Rewards programs, especially cash-back credit cards, seem to be all the rage these days especially on personal finance blogs. I think I mentioned on my blog a while back how a fellow employee of mine charges everything to his credit card because he gets 1% cash back for every dollar of purchases. Does he actually think he is getting ahead? People invariably think that they can make themselves richer by using a cashback credit card, than if they did not have a credit card at all. This boggles the mind but it is something that is not surprising. The 1% cash-back, the Air Miles points, the HBC Rewards Club Points are all easy to measure. Determining how much more you spend by using a credit card vs. cash is something that for most people is impossible to quantify.
I just read one common misconception a few days ago: “Hunting for rewards is worthwhile only if the entire credit card balance is paid in full every month.” While technically correct (in my opinion) for a small minority of the population, as the Wealthy Barber says, “many people who pay off their balance each month are still hurt by their use of credit cards.” Just because one pays of his/her credit card bill every month does not mean that the credit is just acting like a convenient replacement for cash. In fact most people spend more using a credit card without even realizing it, even those who pay it off every month. And if you accept this fact, than hunting for rewards programs is not worthwhile. Which brings me to one of the best blog posts I have read in a long time about cash-back credit cards.
Okay, the hottest thing going today, in the financial realm, is the “Cash Back” credit card. Almost every major credit card issuer is offering one of these “wonderful” things, promising you cash back for the purchases you make. Some promise cash back for groceries, gas, or everyday purchases. You can get bonus miles, bonus cash, and bonus gift cards. Wow! These things are wonderful…
Get real. These things are CRAP.
I strongly recommend everyone to read this article in full. He lists several counter-arguments to his position:
Now, there are several arguments against my position. I will list a few here, so that you don’t have to:
But ncnblog, I’m responsible with my credit and I pay off my balance each month.
But ncnblog, I was going to buy these things anyway, so I might as well get some cash back.
But ncnblog, I know how to handle my money, and I always make all my payments on time, and I am never going to be late or miss a payment. Relax.
But ncnblog, Credit cards are “safe” and they provide protection for me when I buy a product.
But ncnblog, Etc. Etc. Etc.
and then refutes them all . . .
One more thing, there may actually be one case where rewards programs are useful For people who are absolutely incapable of saving money, rewards programs are a forced savings programs. I am sure some people are incapable of saving up for a flight, for example. To them, earning more Air Miles by spending more money on groceries is not “spending more” than they normally would because this hypothetical person spends all their disposable cash anyways. They can then redeem a flight every 5 years or whatever, a flight that this hypothetical person would have never been capable of saving up for if their life depended on it.

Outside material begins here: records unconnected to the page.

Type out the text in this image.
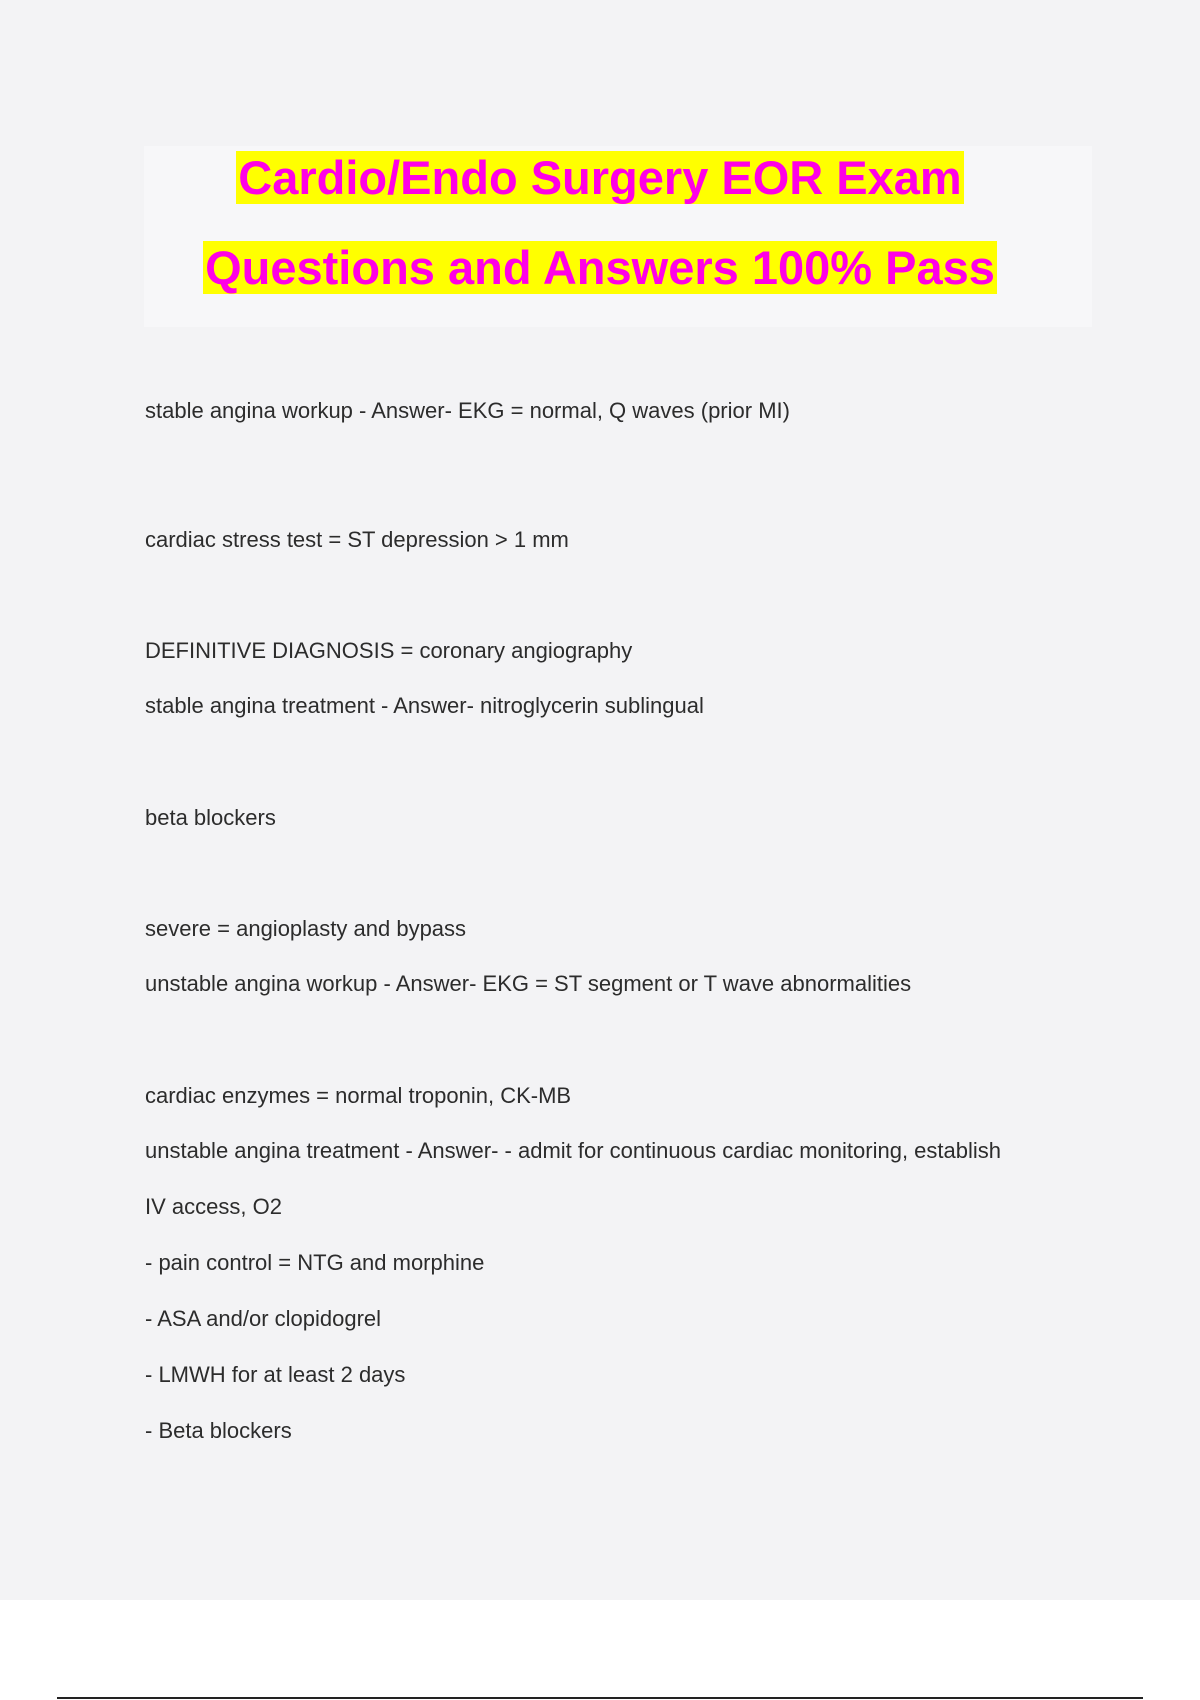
Cardio/Endo Surgery EOR Exam
Questions and Answers 100% Pass
stable angina workup - Answer- EKG = normal, Q waves (prior MI)
cardiac stress test = ST depression > 1 mm
DEFINITIVE DIAGNOSIS = coronary angiography
stable angina treatment - Answer- nitroglycerin sublingual
beta blockers
severe = angioplasty and bypass
unstable angina workup - Answer- EKG = ST segment or T wave abnormalities
cardiac enzymes = normal troponin, CK-MB
unstable angina treatment - Answer- - admit for continuous cardiac monitoring, establish
IV access, O2
- pain control = NTG and morphine
- ASA and/or clopidogrel
- LMWH for at least 2 days
- Beta blockers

Although such a person would probably also have a tough time saving up their Air Miles for a flight anyways . . . So, on second though, rewards programs are in fact never useful.

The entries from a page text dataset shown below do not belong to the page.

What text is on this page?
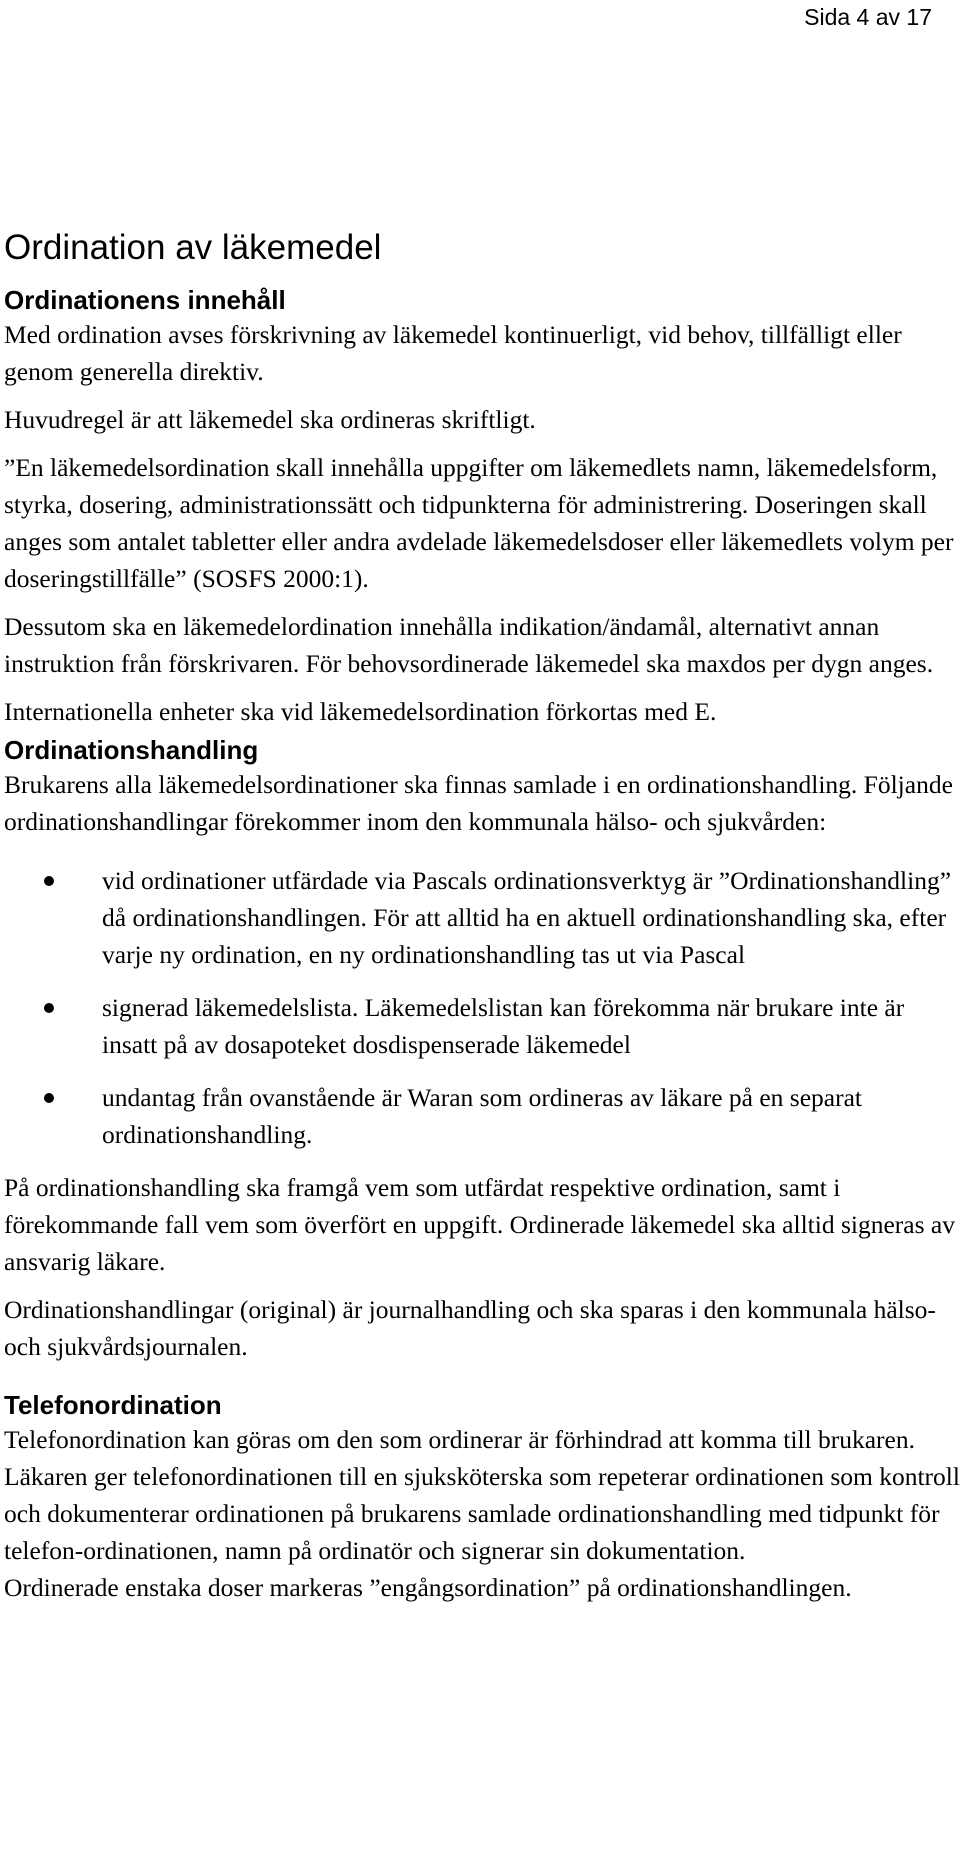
Sida 4 av 17
Ordination av läkemedel
Ordinationens innehåll

Med ordination avses förskrivning av läkemedel kontinuerligt, vid behov, tillfälligt eller genom generella direktiv.

Huvudregel är att läkemedel ska ordineras skriftligt.

”En läkemedelsordination skall innehålla uppgifter om läkemedlets namn, läkemedelsform, styrka, dosering, administrationssätt och tidpunkterna för administrering. Doseringen skall anges som antalet tabletter eller andra avdelade läkemedelsdoser eller läkemedlets volym per doseringstillfälle” (SOSFS 2000:1).

Dessutom ska en läkemedelordination innehålla indikation/ändamål, alternativt annan instruktion från förskrivaren. För behovsordinerade läkemedel ska maxdos per dygn anges.

Internationella enheter ska vid läkemedelsordination förkortas med E.

Ordinationshandling

Brukarens alla läkemedelsordinationer ska finnas samlade i en ordinationshandling. Följande ordinationshandlingar förekommer inom den kommunala hälso- och sjukvården:

vid ordinationer utfärdade via Pascals ordinationsverktyg är ”Ordinationshandling” då ordinationshandlingen. För att alltid ha en aktuell ordinationshandling ska, efter varje ny ordination, en ny ordinationshandling tas ut via Pascal
signerad läkemedelslista. Läkemedelslistan kan förekomma när brukare inte är insatt på av dosapoteket dosdispenserade läkemedel
undantag från ovanstående är Waran som ordineras av läkare på en separat ordinationshandling.

På ordinationshandling ska framgå vem som utfärdat respektive ordination, samt i förekommande fall vem som överfört en uppgift. Ordinerade läkemedel ska alltid signeras av ansvarig läkare.

Ordinationshandlingar (original) är journalhandling och ska sparas i den kommunala hälso- och sjukvårdsjournalen.

Telefonordination

Telefonordination kan göras om den som ordinerar är förhindrad att komma till brukaren. Läkaren ger telefonordinationen till en sjuksköterska som repeterar ordinationen som kontroll och dokumenterar ordinationen på brukarens samlade ordinationshandling med tidpunkt för telefon-ordinationen, namn på ordinatör och signerar sin dokumentation.

Ordinerade enstaka doser markeras ”engångsordination” på ordinationshandlingen.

Of course we all need credit cards at some point, for example, many online purchases require a credit card. So since at least one credit card is needed for these situations (when I use it for these purchases I pay it off instantly), you might as well get a rewards card rather than a plain jane card. On the other hand, the advantage to getting a plain jane credit card is that you never be tempted again to use a credit card for the rewards.